GAUGUIN : BONJOUR MONSIEUR GAUGUIN

Eugène Henri Paul Gauguin was born in Paris in June 1848, the son of Clovis Gauguin, a Republican editor, and his wife Aline Marie Chazal. In 1849, after Louis Napoléon came to power, the family emigrated to Peru. Clovis Gauguin died on the way. His widow and 2 children, Paul and his elder sister Mari, stayed in Lima with their rich relatives and did not return to France until 1855.

In 1868, Paul joined the navy, which he left after the Franco-Prussian War. Instead, he started to work as a broker’s agent in Paris. The first known drawings by Gauguin dated 1871, when he was in his late twenties. In 1874, Gauguin met Pissaro and other Impressionists. He traded at the stock exchange, which provided a comfortable income and he bought many of the Impressionists' paintings and had a handsome collection.

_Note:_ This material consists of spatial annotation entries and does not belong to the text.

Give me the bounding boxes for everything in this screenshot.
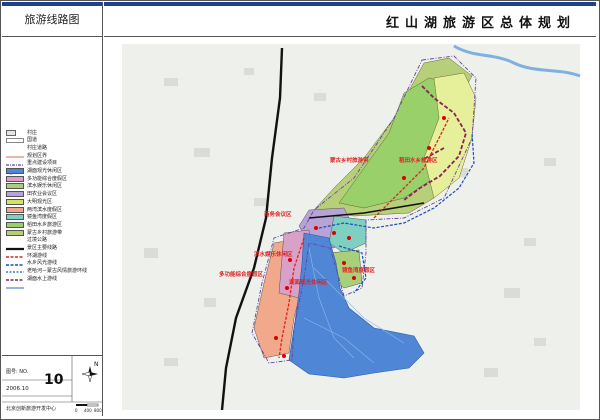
header: 红山湖旅游区总体规划 [104,2,596,37]
organization-label: 北京创新旅游开发中心 [6,406,57,412]
legend-item: 景区主要线路 [6,244,102,258]
header-accent-bar [104,2,596,6]
two-bay-area-symbol [6,206,24,213]
map-label: 湖面观光休闲区 [289,280,328,286]
national-road-symbol [6,137,24,143]
map-canvas: 蒙古乡村旅游带 稻田水乡旅游区 商务会议区 滨水娱乐休闲区 多功能综合度假区 镜… [104,38,598,416]
scale-label: 0 [75,408,78,413]
waterfront-area-symbol [6,183,24,190]
main-route-symbol [6,245,24,258]
key-project-symbol [6,160,24,175]
agri-area-symbol [6,191,24,198]
legend-item: 滨水娱乐休闲区 [6,183,102,190]
scale-label: 800 [94,408,102,413]
resort-area-symbol [6,175,24,182]
map-label: 蒙古乡村旅游带 [330,158,369,164]
map-label: 稻田水乡旅游区 [399,158,438,164]
legend-panel: 旅游线路图 村庄 国道 村庄道路 规划区界 重点建设项目 湖面观光休闲区 多功能… [2,2,103,416]
mongol-belt-symbol [6,229,24,236]
watertown-route-symbol [6,260,24,274]
legend-item: 过境公路 [6,237,102,251]
legend-item: 重点建设项目 [6,160,102,175]
village-road-symbol [6,145,24,158]
map-label: 镜鱼湾度假区 [342,268,376,274]
legend-item: 规划区界 [6,152,102,166]
panel-title: 旅游线路图 [2,2,102,37]
legend-item: 湖面水上游线 [6,275,102,289]
legend-item: 两湾滨水度假区 [6,206,102,213]
legend-item: 水乡风光游线 [6,260,102,274]
panel-footer: 图号: NO. 10 2006.10 北京创新旅游开发中心 N 0 400 80… [2,355,102,417]
transit-road-symbol [6,237,24,251]
lake-area-symbol [6,168,24,175]
north-arrow-icon: N [81,361,99,383]
north-label: N [94,361,99,368]
legend-item: 湖面观光休闲区 [6,167,102,175]
planning-boundary-symbol [6,153,24,166]
panel-accent-bar [2,2,102,6]
legend-item: 镜鱼湾度假区 [6,214,102,221]
daming-area-symbol [6,198,24,205]
legend-item: 田农业会议区 [6,191,102,198]
laoha-loop-symbol [6,268,24,281]
scale-bar: 0 400 800 [75,403,102,413]
legend-item: 国道 [6,137,102,144]
page-title: 红山湖旅游区总体规划 [385,16,576,31]
legend-item: 村庄 [6,129,102,136]
legend-item: 多功能综合度假区 [6,175,102,182]
map-svg [122,44,581,411]
legend-item: 大明观光区 [6,198,102,205]
scale-label: 400 [84,408,92,413]
panel-title-text: 旅游线路图 [24,13,80,26]
figure-number: 10 [44,372,64,388]
legend-item: 老哈河－蒙古风情旅游环线 [6,267,102,281]
legend-item: 稻田水乡旅游区 [6,221,102,228]
village-symbol [6,129,16,136]
jingyu-area-symbol [6,214,24,221]
map-label: 商务会议区 [264,212,292,218]
figure-number-label: 图号: NO. [6,369,29,375]
paddy-area-symbol [6,221,24,228]
lake-water-route-symbol [6,276,24,289]
legend-item: 蒙古乡村旅游带 [6,229,102,236]
legend-item: 环湖游线 [6,252,102,266]
legend-item: 村庄道路 [6,144,102,158]
map-label: 滨水娱乐休闲区 [254,252,293,258]
lakeloop-route-symbol [6,253,24,266]
legend: 村庄 国道 村庄道路 规划区界 重点建设项目 湖面观光休闲区 多功能综合度假区 [6,129,102,289]
date-label: 2006.10 [6,386,29,392]
map-label: 多功能综合度假区 [219,272,264,278]
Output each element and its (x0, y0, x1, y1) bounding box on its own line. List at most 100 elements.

His début in the Salon took place in 1876. In 1883, Gauguin quit the stock exchange; financial troubles weren't long in waiting. In 1885, he left his family in Copenhagen with his parents-in-law. In 1891, he managed to organize a trip to Tahiti at the expense of the French government. In 1900, after a contract with Vollard, a Parisian dealer, his financial position improved, but his health was irreparably ruined.

In 1901 he moved from Tahiti to Atuana on the Island of Dominique in the Marquesas, where his colors grew even more abundant and lush, and where he executed such pink and mauve paintings as
Horsemen on the Beach. (1902) and The Call. (1902). In 1903, Gauguin was sentences to three-months in prison and fined 1,000 francs because of problems with the church and the colonial administration. Before he could begin his sentence he died, on the 8th of May at his home in Atuana. The man was not nice but his pictures are beautiful

Bonjour Monsieur Gauguin is an homage and an emulation to Gustave Courbet (1819-1877) who painted a Bonjour Monsieur Courbet (below). In 1969, it went in a sale in Geneva (Switzerland) for SF 1,3 million ($ 329,000). It was bought by Dr Armand Hammer, president of Occidental Petroleum, who had flown to Geneva in his private jet and landed in a snow storm, the last plane allowed to land. Later he was offered a huge profit by Onassis whose plane had been forbidden to land in Geneva. Hammer told the Greek the painting was not for sale.

It is now on the walls of the Narodny Gallery in Prague (Czech Rep.).